After a few months in operation, we have over 500 destination guides in Wikitravel, with 10-20 new guides added every day. Each guide is available under the Creative Commons Attribution-ShareAlike 1.0 license, a copyleft license that ensures that data added to Wikitravel will be Free (as in freedom) as long as it's findable on the Web, or elsewhere.

We think that Wikitravel is a great addition to the world of Copyleft Content available on the Web. We plan on taking our first trip with only Wikitravel guidebooks as our info source over Thanksgiving weekend this year. We have only to wait and see whether the rest of the Internet finds it as valuable as we do.

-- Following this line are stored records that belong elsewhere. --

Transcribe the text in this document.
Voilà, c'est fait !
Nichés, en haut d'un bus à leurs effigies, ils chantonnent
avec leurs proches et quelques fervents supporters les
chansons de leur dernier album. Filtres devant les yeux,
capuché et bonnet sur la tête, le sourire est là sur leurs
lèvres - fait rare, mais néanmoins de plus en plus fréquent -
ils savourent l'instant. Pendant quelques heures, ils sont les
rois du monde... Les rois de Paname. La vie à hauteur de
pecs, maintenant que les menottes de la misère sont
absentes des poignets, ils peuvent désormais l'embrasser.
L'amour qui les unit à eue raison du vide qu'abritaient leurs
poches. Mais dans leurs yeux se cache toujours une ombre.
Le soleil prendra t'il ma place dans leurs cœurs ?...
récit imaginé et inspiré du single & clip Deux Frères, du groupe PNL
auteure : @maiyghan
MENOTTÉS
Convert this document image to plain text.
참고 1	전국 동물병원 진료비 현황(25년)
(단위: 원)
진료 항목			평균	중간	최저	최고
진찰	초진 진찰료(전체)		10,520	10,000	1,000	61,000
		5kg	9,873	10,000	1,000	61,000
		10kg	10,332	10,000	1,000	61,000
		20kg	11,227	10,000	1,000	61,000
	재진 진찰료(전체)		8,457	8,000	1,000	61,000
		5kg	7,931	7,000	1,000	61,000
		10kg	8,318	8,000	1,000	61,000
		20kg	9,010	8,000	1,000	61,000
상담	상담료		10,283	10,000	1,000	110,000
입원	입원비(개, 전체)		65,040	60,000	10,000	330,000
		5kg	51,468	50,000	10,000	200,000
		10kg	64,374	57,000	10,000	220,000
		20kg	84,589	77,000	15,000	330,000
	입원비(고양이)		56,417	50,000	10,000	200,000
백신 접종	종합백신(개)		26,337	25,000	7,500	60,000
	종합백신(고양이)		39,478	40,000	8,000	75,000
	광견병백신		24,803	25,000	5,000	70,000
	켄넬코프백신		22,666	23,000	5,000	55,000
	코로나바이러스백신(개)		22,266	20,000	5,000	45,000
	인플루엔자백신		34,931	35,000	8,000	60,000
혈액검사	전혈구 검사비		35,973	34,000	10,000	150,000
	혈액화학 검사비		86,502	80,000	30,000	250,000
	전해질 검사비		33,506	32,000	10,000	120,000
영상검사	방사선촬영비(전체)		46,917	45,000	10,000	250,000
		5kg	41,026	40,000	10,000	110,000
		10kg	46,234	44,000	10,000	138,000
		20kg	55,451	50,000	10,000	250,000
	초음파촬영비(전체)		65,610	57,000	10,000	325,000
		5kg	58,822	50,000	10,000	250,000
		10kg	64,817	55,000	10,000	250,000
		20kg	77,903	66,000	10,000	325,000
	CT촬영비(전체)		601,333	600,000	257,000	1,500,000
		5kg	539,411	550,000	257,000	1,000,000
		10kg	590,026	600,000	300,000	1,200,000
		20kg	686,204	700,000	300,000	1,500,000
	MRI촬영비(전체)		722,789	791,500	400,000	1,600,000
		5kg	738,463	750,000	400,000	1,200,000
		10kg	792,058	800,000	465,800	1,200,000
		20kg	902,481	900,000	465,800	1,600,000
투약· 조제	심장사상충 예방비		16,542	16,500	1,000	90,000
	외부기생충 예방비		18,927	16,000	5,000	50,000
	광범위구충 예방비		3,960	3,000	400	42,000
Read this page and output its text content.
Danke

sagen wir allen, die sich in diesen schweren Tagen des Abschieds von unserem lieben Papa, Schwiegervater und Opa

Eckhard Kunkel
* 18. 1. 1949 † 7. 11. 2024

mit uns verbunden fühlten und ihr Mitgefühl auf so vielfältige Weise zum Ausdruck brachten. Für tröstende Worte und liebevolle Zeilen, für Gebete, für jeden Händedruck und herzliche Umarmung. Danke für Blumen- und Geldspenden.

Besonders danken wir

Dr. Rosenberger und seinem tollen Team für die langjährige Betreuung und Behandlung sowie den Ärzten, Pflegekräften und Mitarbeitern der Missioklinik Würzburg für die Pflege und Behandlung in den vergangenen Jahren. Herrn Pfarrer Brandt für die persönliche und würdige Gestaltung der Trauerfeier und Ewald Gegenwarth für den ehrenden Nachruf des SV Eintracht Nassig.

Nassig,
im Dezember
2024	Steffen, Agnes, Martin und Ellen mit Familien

*That is, of course, if you don't count public domain works as Open Content. Up until the Sonny Bono Copyright Extension Act, public domain content was increasing exponentially. It's still trickling in, of course, but it's generally not new.


Hobo precedent, posted 6 Nov 2003 at 03:35 UTC by stillflame » (Journeyer)

For train-hoppers in the USA, there is a fairly long history of a collaborative guide of this nature, sometimes called a crew-change guide or sheet. There are two volumes, one for teaching the basics of how to accomplish this lifestyle without serious injury or incarceration, the other with specifics about each city and trainyard. I know very little of the infrastructure that supports it, but I know that its users are encouraged to take notes as they travel, to pass on copies to other hobos, and to tell the person from whom they received the guide how acurate it had been. Much of it is likely also dispersed through word-of-mouth captured by the occasional note-taker.

This is, however, closer to a guide on systems intrusion, and lists security holes and cracking techniques that are (from the perspective of the hobos) best kept out of the hands of the trainyard security forces. So until some hoppers turn white hat, it is unlikely the bulk of this document will reach the accessibility of a traveler's wiki.